Will Europe’s ‘Right to Be Forgotten’ Become an Unprecedented Global Censorship Regime?

by on November 26, 2014 · 0 comments

Yesterday, the Article 29 Data Protection Working Party issued a press release providing more detailed guidance on how it would like to see Europe’s so-called “right to be forgotten” implemented and extended. The most important takeaway from the document was that, as Reuters reported, “European privacy regulators want Internet search engines such as Google and Microsoft’s Bing to scrub results globally.” Moreover, as The Register reported, the press release made it clear that “Europe’s data protection watchdogs say there’s no need for Google to notify webmasters when it de-lists a page under the so-called “right to be forgotten” ruling.” (Here’s excellent additional coverage from Bloomberg: Google.com Said to Face EU Right-to-Be-Forgotten Rules“). These actions make it clear that European privacy regulators hope to expand the horizons of the right to be forgotten in a very significant way.

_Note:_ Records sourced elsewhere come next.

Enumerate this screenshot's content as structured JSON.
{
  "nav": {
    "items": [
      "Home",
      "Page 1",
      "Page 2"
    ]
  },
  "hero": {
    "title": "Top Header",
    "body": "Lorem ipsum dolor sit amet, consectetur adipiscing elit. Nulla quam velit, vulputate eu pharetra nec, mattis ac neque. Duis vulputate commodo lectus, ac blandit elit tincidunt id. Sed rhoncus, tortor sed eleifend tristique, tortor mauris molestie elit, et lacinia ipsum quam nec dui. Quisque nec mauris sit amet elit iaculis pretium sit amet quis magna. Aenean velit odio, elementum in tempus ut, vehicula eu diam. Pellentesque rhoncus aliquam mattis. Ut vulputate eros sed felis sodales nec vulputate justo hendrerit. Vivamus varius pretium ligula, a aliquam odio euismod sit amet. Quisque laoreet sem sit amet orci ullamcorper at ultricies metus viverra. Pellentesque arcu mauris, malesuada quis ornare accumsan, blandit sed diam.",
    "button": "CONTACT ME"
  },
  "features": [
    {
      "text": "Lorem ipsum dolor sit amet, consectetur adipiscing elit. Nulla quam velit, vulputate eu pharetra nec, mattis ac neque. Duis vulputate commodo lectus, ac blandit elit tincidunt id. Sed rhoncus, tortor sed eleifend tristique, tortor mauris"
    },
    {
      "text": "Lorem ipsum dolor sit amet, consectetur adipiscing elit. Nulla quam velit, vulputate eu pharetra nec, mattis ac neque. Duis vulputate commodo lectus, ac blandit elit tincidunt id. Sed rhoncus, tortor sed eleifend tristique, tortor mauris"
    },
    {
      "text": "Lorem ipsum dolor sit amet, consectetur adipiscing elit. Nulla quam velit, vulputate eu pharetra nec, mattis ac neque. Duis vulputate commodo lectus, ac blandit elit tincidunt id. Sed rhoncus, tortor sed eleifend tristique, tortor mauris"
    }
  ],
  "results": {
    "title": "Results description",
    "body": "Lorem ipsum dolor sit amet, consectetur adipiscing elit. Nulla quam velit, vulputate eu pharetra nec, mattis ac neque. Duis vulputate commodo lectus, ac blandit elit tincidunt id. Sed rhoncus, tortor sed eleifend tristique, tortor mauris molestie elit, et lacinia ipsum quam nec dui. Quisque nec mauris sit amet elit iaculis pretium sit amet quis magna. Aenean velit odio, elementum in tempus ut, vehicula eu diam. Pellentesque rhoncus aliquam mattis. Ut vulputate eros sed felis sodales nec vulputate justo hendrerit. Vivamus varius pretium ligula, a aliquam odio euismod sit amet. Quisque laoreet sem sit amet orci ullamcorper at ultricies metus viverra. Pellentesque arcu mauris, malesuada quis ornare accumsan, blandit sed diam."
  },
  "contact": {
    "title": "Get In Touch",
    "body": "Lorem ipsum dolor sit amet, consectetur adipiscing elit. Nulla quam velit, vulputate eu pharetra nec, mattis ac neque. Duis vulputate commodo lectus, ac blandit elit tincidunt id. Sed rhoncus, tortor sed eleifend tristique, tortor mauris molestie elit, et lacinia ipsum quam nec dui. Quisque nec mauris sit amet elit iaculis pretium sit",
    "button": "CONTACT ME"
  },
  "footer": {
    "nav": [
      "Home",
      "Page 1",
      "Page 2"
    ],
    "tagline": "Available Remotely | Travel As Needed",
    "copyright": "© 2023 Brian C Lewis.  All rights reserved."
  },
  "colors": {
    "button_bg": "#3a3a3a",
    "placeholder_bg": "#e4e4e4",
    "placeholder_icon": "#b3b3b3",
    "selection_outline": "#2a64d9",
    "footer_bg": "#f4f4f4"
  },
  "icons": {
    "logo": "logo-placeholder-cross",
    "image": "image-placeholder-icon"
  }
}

The folks over at Marketplace radio asked me to spend a few minutes with them today discussing the downsides of this proposal. Here’s the quick summary of what I told them:

  • European privacy regulators are basically calling for an unprecedented global censorship regime that would impose their speech preferences and controls on the entire planet.
  • Europe has no right to tell the rest of the world how to structure their policies governing online freedom of speech, yet they are trying to strong-arm major American tech companies like Google to do so indirectly.
  • This is a grave threat to freedom of speech, freedom of expression, and Internet openness.
  • This move sends a horrible signal to oppressive regimes worldwide. It could lead to a race to the bottom with governments in other countries attempting to export their own speech preferences to the rest of the global. You can kiss global Internet freedom goodbye if that happens.
  • Relatedly, if European policymakers persist in these efforts, it could lead to future trade wars, even among friendly countries. Layers of speech controls like this could become formidable non-tariff barriers to trade and limit the growth of cross-border electronic commerce in the process.
  • This certainly doesn’t help competition. Ironically, this news comes during the same week that we have learned some European policymakers want to break up Google on antitrust grounds. But the more that European regulators push Google to enforce global speech controls like this, the more market power those policymakers give the company! Google is one of the few companies that might be able to hire enough lawyers and engineers to comply with such a regulatory regime. Few other tech companies – and certainly no small startups – could ever hope to comply with this ruling. In essence, it’s a new regulatory barrier to entry that diminishes digital entrepreneurialism.
  • Correspondingly, it’s another innovation-killer for Europe. If Europeans wonder why they fell so far behind in terms of Internet innovation over the past decade, they might consider looking at the wisdom of overly-restrictive data controls and speech regulations like this.
  • Privacy is certainly an important value, and more could be done to protect it. But what European regulators are proposing here is completely over the top. It is like trying to kill a fly with an elephant gun. There are more sensible ways to encourage privacy protection.
  • Instead of trying to export their speech controls and bully global innovators, European policymakers should just consider creating their own, government-funded search engines and then force their own citizens to use them. Let them try to create their own anti-free speech fortress and see how their citizens feel about living inside it.